The truth they told also reveals the way the rest of the world is viewed by the holders of concentrated privilege in the United States and its English-speaking allies. It appears that in the eyes of the “Five Eyes,” there is a “hierarchy of whiteness and privilege.” It is thus not surprising that the “Five Eyes” should watch China, Latin America (where, for instance, the NSA spied on the Brazilian oil firm Petrobras), and the Arab nations. But the “Five Eyes” were also gazing on the citizens and governments of Italy, Spain, Greece, Portugal, and Germany. What was their motivation? I believe it was to gather intelligence in order to guide U.S. attempts to open the economies of these countries (and of the European Union as a whole) to capture by American and British-owned multinational corporations in the name of free-market neoliberalism. From a business standpoint, such a goal makes sense. But what kind of pathology makes a person want to own and control all the economies of the world? The revelations of NSA spying showed the non-English European nations in yet one more way that they were not the “golden children” of the pathological family headed by the United States.  The white privilege promulgated by the holders of concentrated privilege in the United States is therefore not even for all white nations. Rather, the holders of that privilege want the rest of us to regard it as the sole possession of the English-speaking white nations. 


And within the United States, the masters of white privilege are unwilling to share it even with all of the white citizens of the United States.

When one considers the expressions of the “white privilege” being pushed in this country, one can see clearly why that privilege is not intended even for all white people in this country. Consider the “patriarchy” movement now being pushed by many conservative, Republican-leaning, white male evangelical leaders. Or consider the violent underpinnings of the “men's rights movement.”  Or consider the “manosphere” which harbors such movements, and which provided inspiration to Eliot Rodger's shooting spree in 2014. (See this and this.)  The manosphere is also the source of death threats against women who have publicly objected to the portrayal of violence against women in online video games.   Consider also the effect of Republican support for gun rights on domestic violence in this country , or Republican obstructionism in drafting domestic violence legislation for the military, or the conservative talking heads and politicians who want to repeal female suffrage. I could go on and on.

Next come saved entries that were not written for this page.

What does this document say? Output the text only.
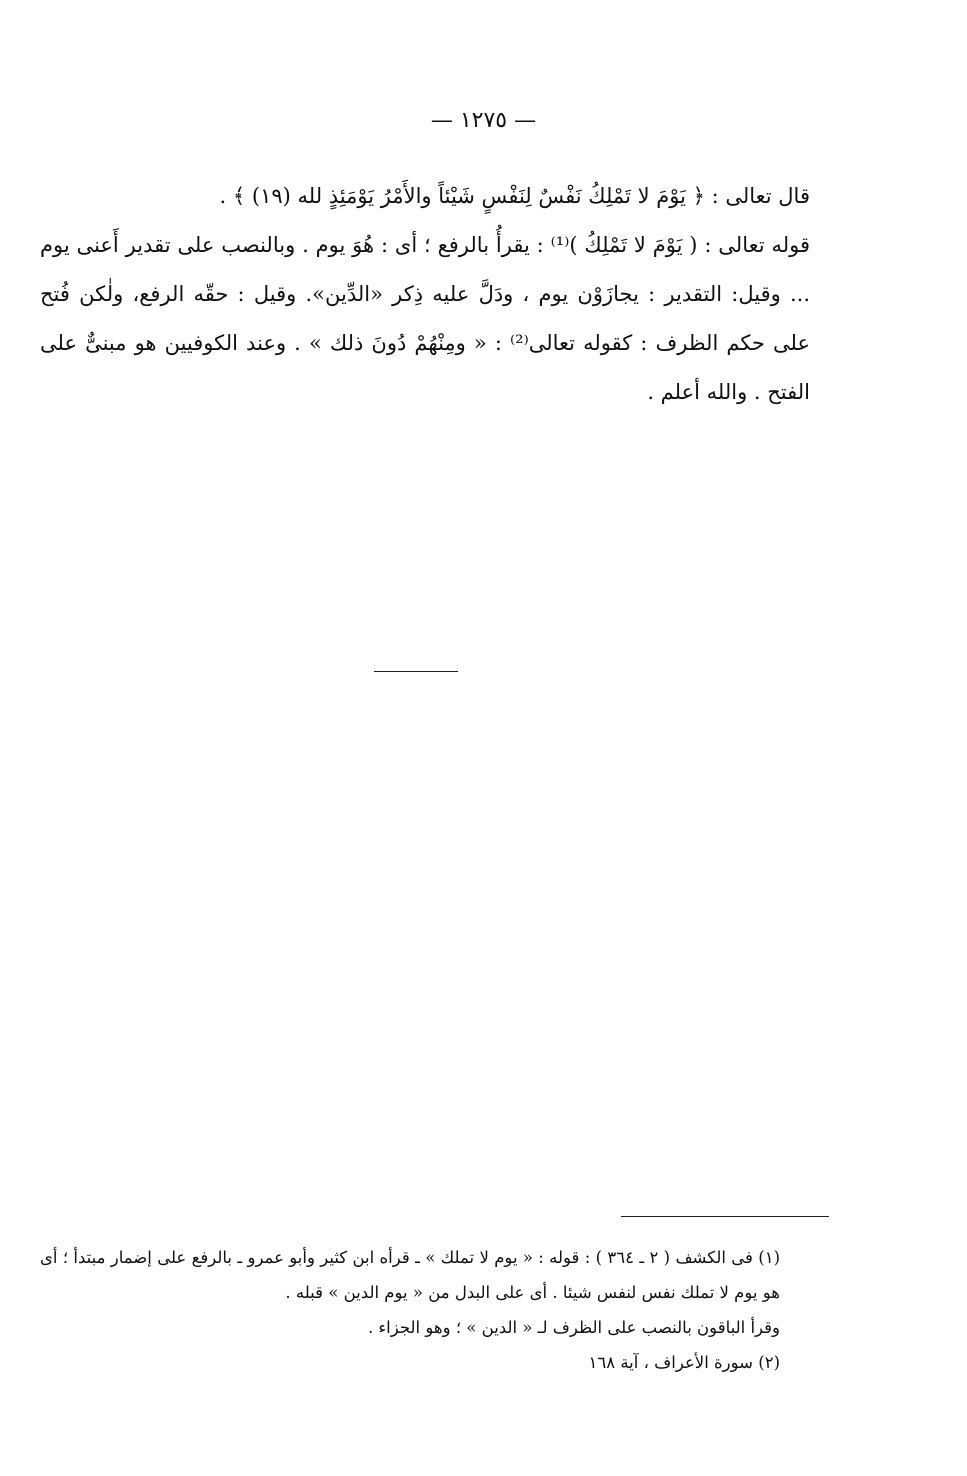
— ١٢٧٥ —

قال تعالى : ﴿ يَوْمَ لا تَمْلِكُ نَفْسٌ لِنَفْسٍ شَيْئاً والأَمْرُ يَوْمَئِذٍ لله (١٩) ﴾ .

قوله تعالى : ( يَوْمَ لا تَمْلِكُ )⁽¹⁾ : يقرأُ بالرفع ؛ أى : هُوَ يوم . وبالنصب على تقدير أَعنى يوم ... وقيل: التقدير : يجازَوْن يوم ، ودَلَّ عليه ذِكر «الدِّين». وقيل : حقّه الرفع، ولٰكن فُتح على حكم الظرف : كقوله تعالى⁽²⁾ : « ومِنْهُمْ دُونَ ذلك » . وعند الكوفيين هو مبنىٌّ على الفتح . والله أعلم .

(١) فى الكشف ( ٢ ـ ٣٦٤ ) : قوله : « يوم لا تملك » ـ قرأه ابن كثير وأبو عمرو ـ بالرفع على إضمار مبتدأ ؛ أى هو يوم لا تملك نفس لنفس شيئا . أى على البدل من « يوم الدين » قبله .

وقرأ الباقون بالنصب على الظرف لـ « الدين » ؛ وهو الجزاء .

(٢) سورة الأعراف ، آية ١٦٨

In other words, it has become quite clear that the holders of white privilege in this country intend that the chief holders of that privilege be white, English-speaking men. Therefore, it is not surprising that they are very frightened and angry now at the emergence of a multipolar world in which one person or group will not be able to lord themselves over another, but in which people will have to rely on politeness in order to get on with their fellow human beings - even within their own homes. One recent expression of that anger is the Tea Party, “a reflection of enormous anger, primarily of white conservative men. They are older, better educated, and economically better off than most Americans...” Many of the outbursts of violent or threatening rage among white Americans are a reflection of “whites' fears that this country and the world are on the verge of losing its Anglo-Saxon domination.”  (Clio's Psyche, June 2011)  


The formal expressions of that rage and fear come from the wealthy and the politically connected, whereas the trashiest expressions come from people like the man whose picture adorns this week's post. Either way, the voices of that rage and fear are not only white, but overwhelmingly male. They long for the "return" of a world which never quite existed, a world in which they imagine they could act like kings without regard to the effect of that kingship on others.  Those who subscribe to the brand of white privilege I have described want the heavy costs of that privilege to be borne, not just by non-white people, or non-English speakers, but by their own women and children. This is hardly the way to construct an enduring society.  It is, however, a good way to construct a society that self-destructs.